Indeed, the sight of guns casually worn, even in the presence of children, is so commonplace that it soon blends into the streetscape, an entirely unremarkable sight. That seems especially true when none of weapons are intended for you. It’s for that other, inconvenient part of life here, that’s always somewhere in the picture.
There’s beauty and art, and all of the warmth that comes with living along the Mediterranean, but unquestioned calm is not part of the package.
My last hours in Israel are spent in Jaffa, the port from which so much began. For 7,000 years, this country has been continually reshaped by what’s come and gone from these shores. This was the last land Jonah saw before he was thrown overboard and swallowed by the whale, only to pray his way out, back to Jaffa and into biblical legend. This is the harbour that first welcomed the early Zionists, and the refugees of Europe, giving shape to the Israel that exists today.
This is a country that’s more exotic and interesting, colourful and clamorous than imaginable. Its wonders are not only in its natural beauty, which amazes in almost every direction, but also in its history. A history everyone appreciates is both deeply rooted yet anything but settled. Yet it’s not until you’re here that you realize how intimately interconnected everything is, culturally and physically. Like my Dead Sea adventure at the start of this story, neither lengthy descriptions nor stunning photos can ever do this country justice. Israel needs to be experienced, soaked in. Only then can the enchantment of this amazing place be known.
Do no evil
Concerns around security are natural enough when visiting Israel. The news Canadians get of the country is almost invariably focused on conflict, whether it’s tensions around the new settlements or a random stabbing in the street. Such events, of course, capture only an extraordinarily slim glimpse of the country, and not something that shapes the lives of most Israelis, much less tourists.
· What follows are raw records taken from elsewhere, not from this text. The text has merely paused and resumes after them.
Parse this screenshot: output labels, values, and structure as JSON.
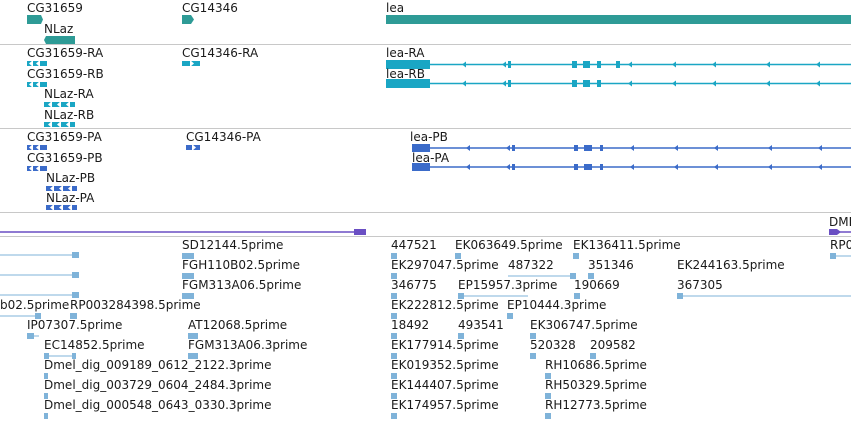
{
  "colors": {
    "gene": "#2e9b96",
    "transcript": "#1aa6c4",
    "protein": "#3b6bc9",
    "region": "#6a4fc3",
    "est": "#7fb3d9"
  },
  "genes": {
    "cg31659": "CG31659",
    "nlaz": "NLaz",
    "cg14346": "CG14346",
    "lea": "lea"
  },
  "transcripts": {
    "cg31659_ra": "CG31659-RA",
    "cg31659_rb": "CG31659-RB",
    "nlaz_ra": "NLaz-RA",
    "nlaz_rb": "NLaz-RB",
    "cg14346_ra": "CG14346-RA",
    "lea_ra": "lea-RA",
    "lea_rb": "lea-RB"
  },
  "proteins": {
    "cg31659_pa": "CG31659-PA",
    "cg31659_pb": "CG31659-PB",
    "nlaz_pb": "NLaz-PB",
    "nlaz_pa": "NLaz-PA",
    "cg14346_pa": "CG14346-PA",
    "lea_pb": "lea-PB",
    "lea_pa": "lea-PA"
  },
  "regions": {
    "dmel_cut": "DMEL"
  },
  "ests": {
    "sd12144": "SD12144.5prime",
    "fgh110b02": "FGH110B02.5prime",
    "fgm313a06": "FGM313A06.5prime",
    "b02_cut": "b02.5prime",
    "rp003284398": "RP003284398.5prime",
    "ip07307": "IP07307.5prime",
    "at12068": "AT12068.5prime",
    "ec14852": "EC14852.5prime",
    "fgm313a06_3": "FGM313A06.3prime",
    "dmel_009189": "Dmel_dig_009189_0612_2122.3prime",
    "dmel_003729": "Dmel_dig_003729_0604_2484.3prime",
    "dmel_000548": "Dmel_dig_000548_0643_0330.3prime",
    "e447521": "447521",
    "ek063649": "EK063649.5prime",
    "ek136411": "EK136411.5prime",
    "rp_cut": "RP0",
    "ek297047": "EK297047.5prime",
    "e487322": "487322",
    "e351346": "351346",
    "ek244163": "EK244163.5prime",
    "e346775": "346775",
    "ep15957": "EP15957.3prime",
    "e190669": "190669",
    "e367305": "367305",
    "ek222812": "EK222812.5prime",
    "ep10444": "EP10444.3prime",
    "e18492": "18492",
    "e493541": "493541",
    "ek306747": "EK306747.5prime",
    "ek177914": "EK177914.5prime",
    "e520328": "520328",
    "e209582": "209582",
    "ek019352": "EK019352.5prime",
    "rh10686": "RH10686.5prime",
    "ek144407": "EK144407.5prime",
    "rh50329": "RH50329.5prime",
    "ek174957": "EK174957.5prime",
    "rh12773": "RH12773.5prime"
  }
}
One place in Israel where you most emphatically don’t need to worry about security is at the airport. Ben Gurion International, just southeast of Tel Aviv, has so many layers of control that I began to lose track after the fourth of fifth checkpoint.
It starts at the perimeter of the airport grounds, miles from the main terminal. Soldiers stop all incoming cars for an inspection that can take minutes or hours, depending on what they deem appropriate. At the entrance to the terminal, another phalanx of soldiers await, sizing up all travelers who pass through. Next is an interview with a security agent who will grill you on the nature of your visit, focusing on where you’ve been and whom you were with. Then comes the standard security process with the metal detectors, hand wands and pat downs. That step is followed by a biometric scanner of your passport and eyes; the results of which have to be entered into, or checked against, a database before you can proceed. Lastly, just as you exit the departure lounge to walk down the ramp you will be met again by the agent who first cleared you for travel, lest somehow someone swapped places with you.
Know too, that when the plane finally takes off, there will be undercover air marshals on board, armed and ready to intervene if anything suspicious emerges.